Question 3.1. How many As, Cs, Gs, Ts and Ns are found in the entire chromosome? If needed convert lowercase letters to uppercase, and any other character can be converted to N.
Question 3.2. In the language of your choice, tally the frequency of 19-mers in the chromosome, and output the kmer frequency spectrum upto 1000 e.g. how many kmers occur 1 time, how many occur 2 times, how many occur 3 times, etc. For this, convert lowercase letters to uppercase, and any character that is not ACG or T can be converted to A (especially N characters). We recommend you use a dictionary (or hash table) to tally the frequencies using this pseudocode. In your writeup, show the kmer frequency spectrum for 1 to 20, e.g. how many kmers occur 1 time, how many occur 2, …, how many occur 20 times. This can be done with the unix command head
:
## initialize kmer length
k=19
## read genome, convert to upper canse and convert non-DNA to 'A'
genome_string = read_from_file("chr22.fa")
## dictionary that maps a kmer (like GAT) to a frequency (like 3)
kmer_frequency = initialize_dictionary()
## now scan the genome, extract kmers, and tally up their frequencies
for(i = 0; i < length(genome_string) - k + 1; i++)
{
kmer = substring(genome_string, i, k)
kmer_frequency[kmer] = kmer_frequency[kmer] + 1
}
## now tally the frequencies in a dictionary that maps kmer frequency to count
## also determine the maximum kmer frequency
tally = initialize_dictionary()
all_kmers = kmer_frequency.keys()
max_frequency = 0
for (i = 0; i < length(all_kmers); i++)
{
kmer = all_kmers[i]
freq = kmer_frequency[kmer]
tally[freq] = tally[freq] + 1
if (freq > max_frequency)
{
max_frequency = freq
}
}
## now print in sorted order
for (i = 1; i <= max_frequency; i++)
{
if (tally.has_key(i))
{
freq = tally[i]
print_to_file(i, freq)
}
}
Question 3.3. Using the output from 3.2, plot the kmer frequency spectrum: x-axis is the kmer frequency, and the y-axis is the number of kmers that occur x times.

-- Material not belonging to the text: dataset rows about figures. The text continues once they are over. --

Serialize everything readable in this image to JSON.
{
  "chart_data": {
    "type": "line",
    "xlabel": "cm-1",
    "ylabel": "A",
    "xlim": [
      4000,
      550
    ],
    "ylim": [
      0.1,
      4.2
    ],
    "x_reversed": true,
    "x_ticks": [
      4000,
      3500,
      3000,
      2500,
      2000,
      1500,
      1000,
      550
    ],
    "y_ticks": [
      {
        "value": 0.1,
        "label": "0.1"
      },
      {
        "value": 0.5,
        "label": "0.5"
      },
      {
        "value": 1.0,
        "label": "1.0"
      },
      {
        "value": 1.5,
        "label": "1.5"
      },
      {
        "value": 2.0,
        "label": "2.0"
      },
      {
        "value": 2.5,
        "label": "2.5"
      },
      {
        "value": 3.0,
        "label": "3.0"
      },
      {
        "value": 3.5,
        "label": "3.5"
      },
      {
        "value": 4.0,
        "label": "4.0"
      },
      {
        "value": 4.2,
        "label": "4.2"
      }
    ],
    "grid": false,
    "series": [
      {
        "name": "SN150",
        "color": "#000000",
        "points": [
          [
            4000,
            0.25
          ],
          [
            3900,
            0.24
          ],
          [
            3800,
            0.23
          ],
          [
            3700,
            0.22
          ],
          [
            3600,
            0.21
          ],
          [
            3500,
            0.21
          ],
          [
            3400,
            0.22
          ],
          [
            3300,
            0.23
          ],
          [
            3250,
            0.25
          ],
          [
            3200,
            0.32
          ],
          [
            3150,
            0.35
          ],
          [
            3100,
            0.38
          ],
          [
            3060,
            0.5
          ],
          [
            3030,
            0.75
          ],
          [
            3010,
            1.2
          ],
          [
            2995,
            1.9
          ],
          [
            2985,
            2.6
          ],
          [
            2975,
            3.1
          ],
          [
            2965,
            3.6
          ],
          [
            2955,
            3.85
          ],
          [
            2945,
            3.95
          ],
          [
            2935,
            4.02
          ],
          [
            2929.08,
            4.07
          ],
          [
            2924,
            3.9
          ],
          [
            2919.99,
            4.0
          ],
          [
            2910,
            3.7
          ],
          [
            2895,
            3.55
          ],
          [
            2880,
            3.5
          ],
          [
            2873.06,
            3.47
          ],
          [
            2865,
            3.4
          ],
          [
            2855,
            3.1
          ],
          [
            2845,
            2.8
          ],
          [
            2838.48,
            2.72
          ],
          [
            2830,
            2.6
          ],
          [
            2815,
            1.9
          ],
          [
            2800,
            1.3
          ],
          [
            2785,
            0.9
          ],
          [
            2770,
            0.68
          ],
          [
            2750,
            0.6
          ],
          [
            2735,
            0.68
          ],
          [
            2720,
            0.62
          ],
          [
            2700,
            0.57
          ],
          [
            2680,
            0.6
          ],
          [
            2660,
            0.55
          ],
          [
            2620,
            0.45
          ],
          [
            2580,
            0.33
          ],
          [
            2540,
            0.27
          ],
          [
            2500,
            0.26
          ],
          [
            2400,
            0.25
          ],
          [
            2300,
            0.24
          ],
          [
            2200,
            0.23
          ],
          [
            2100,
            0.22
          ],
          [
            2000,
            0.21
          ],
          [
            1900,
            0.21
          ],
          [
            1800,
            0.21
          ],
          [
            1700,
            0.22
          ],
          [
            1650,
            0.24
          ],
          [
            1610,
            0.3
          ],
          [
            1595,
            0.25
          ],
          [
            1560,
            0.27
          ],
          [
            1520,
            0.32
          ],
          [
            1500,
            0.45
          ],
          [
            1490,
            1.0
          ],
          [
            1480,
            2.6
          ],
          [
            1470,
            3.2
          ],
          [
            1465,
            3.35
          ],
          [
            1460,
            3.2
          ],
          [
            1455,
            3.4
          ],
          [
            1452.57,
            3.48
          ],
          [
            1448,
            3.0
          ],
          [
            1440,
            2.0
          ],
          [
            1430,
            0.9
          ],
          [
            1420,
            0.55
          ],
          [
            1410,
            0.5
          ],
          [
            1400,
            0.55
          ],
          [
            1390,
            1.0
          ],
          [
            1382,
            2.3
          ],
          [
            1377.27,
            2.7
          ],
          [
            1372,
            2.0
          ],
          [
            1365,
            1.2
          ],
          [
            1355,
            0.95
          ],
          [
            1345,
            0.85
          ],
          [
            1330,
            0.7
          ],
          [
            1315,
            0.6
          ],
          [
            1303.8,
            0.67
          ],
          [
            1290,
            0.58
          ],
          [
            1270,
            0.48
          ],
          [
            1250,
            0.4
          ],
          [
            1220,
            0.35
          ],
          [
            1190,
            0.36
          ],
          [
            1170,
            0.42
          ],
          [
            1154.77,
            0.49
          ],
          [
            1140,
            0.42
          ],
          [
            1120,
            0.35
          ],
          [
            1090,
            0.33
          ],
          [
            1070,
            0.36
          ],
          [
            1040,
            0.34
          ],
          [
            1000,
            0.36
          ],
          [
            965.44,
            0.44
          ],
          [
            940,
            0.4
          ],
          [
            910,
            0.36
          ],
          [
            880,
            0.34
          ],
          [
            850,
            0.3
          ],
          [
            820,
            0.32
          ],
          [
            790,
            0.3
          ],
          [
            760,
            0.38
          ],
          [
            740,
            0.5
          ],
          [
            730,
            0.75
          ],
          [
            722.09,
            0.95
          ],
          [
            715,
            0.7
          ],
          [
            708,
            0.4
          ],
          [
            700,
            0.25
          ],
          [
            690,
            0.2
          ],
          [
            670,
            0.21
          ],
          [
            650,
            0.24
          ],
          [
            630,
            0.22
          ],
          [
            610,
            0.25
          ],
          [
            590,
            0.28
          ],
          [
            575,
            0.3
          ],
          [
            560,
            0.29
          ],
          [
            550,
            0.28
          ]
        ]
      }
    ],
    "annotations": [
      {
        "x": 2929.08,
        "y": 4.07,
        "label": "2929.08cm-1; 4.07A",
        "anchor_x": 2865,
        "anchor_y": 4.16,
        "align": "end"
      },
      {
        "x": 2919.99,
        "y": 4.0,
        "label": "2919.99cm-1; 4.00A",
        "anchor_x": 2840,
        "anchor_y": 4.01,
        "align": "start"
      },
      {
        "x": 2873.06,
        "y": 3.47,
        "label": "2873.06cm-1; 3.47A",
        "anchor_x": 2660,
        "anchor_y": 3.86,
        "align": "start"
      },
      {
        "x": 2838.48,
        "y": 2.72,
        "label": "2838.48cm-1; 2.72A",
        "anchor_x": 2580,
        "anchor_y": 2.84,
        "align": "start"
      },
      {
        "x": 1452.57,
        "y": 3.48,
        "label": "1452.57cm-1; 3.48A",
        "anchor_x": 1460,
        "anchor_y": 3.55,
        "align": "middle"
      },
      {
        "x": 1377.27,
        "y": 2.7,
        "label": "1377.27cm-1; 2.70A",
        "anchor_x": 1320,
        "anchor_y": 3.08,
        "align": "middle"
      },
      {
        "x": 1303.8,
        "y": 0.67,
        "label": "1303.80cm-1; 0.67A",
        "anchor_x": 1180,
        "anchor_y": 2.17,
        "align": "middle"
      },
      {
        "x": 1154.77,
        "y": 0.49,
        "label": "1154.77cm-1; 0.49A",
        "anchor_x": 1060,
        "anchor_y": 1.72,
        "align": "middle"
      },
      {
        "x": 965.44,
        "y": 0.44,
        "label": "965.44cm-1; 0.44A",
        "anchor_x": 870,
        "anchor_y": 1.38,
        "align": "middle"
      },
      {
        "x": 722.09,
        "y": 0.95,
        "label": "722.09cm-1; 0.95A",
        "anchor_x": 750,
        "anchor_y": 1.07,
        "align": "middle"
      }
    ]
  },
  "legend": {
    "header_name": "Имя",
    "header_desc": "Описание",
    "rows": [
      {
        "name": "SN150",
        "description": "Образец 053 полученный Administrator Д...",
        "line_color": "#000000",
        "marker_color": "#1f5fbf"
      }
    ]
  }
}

Make sure to plot both the x and y-axis in log space.
Question 3.4. a) What percent of the genome is unique, e.g. what percent of the kmers occur 1 time. b) What percent of the genome is repetitive (occurs more than 1 time). c) What percent occurs more than 1000 times?
Question 4.1. Use ChatGPT (or Bard or your favorite LLM) to write an essay on why you are interested in genomics. Make sure to ask for references. Make sure to include both your prompt(s) and the output from the LLM
Question 4.2. Comment on the output from the LLM - does it make logical sense, does it include any phrases you would not have written, do the citated papers exist and support the claims from the LLM?
Question 4.3 Post your final prompt, the LLM’s response, and which LLM you used to piazza. Include the link to the post in your submission
grep
, wc
, awk
, sort
, fold
, etcdatamash
samtools
and especially samtools faidx
helpful for indexing the fasta filesThe solutions to the above questions should be submitted as a single PDF document that includes your name, email address, and all relevant figures (as needed). Make sure to clearly label each of the subproblems and give the exact commands and/or code snippets you used for solving the question. Submit your solutions by uploading the PDF to GradeScope, and remember to select where in your submission each question/subquestion is. The Entry Code is: JK5VB4.
If you submit after this time, you will start to use up your late days. Remember, you are only allowed 96 hours (4 days) for the entire semester!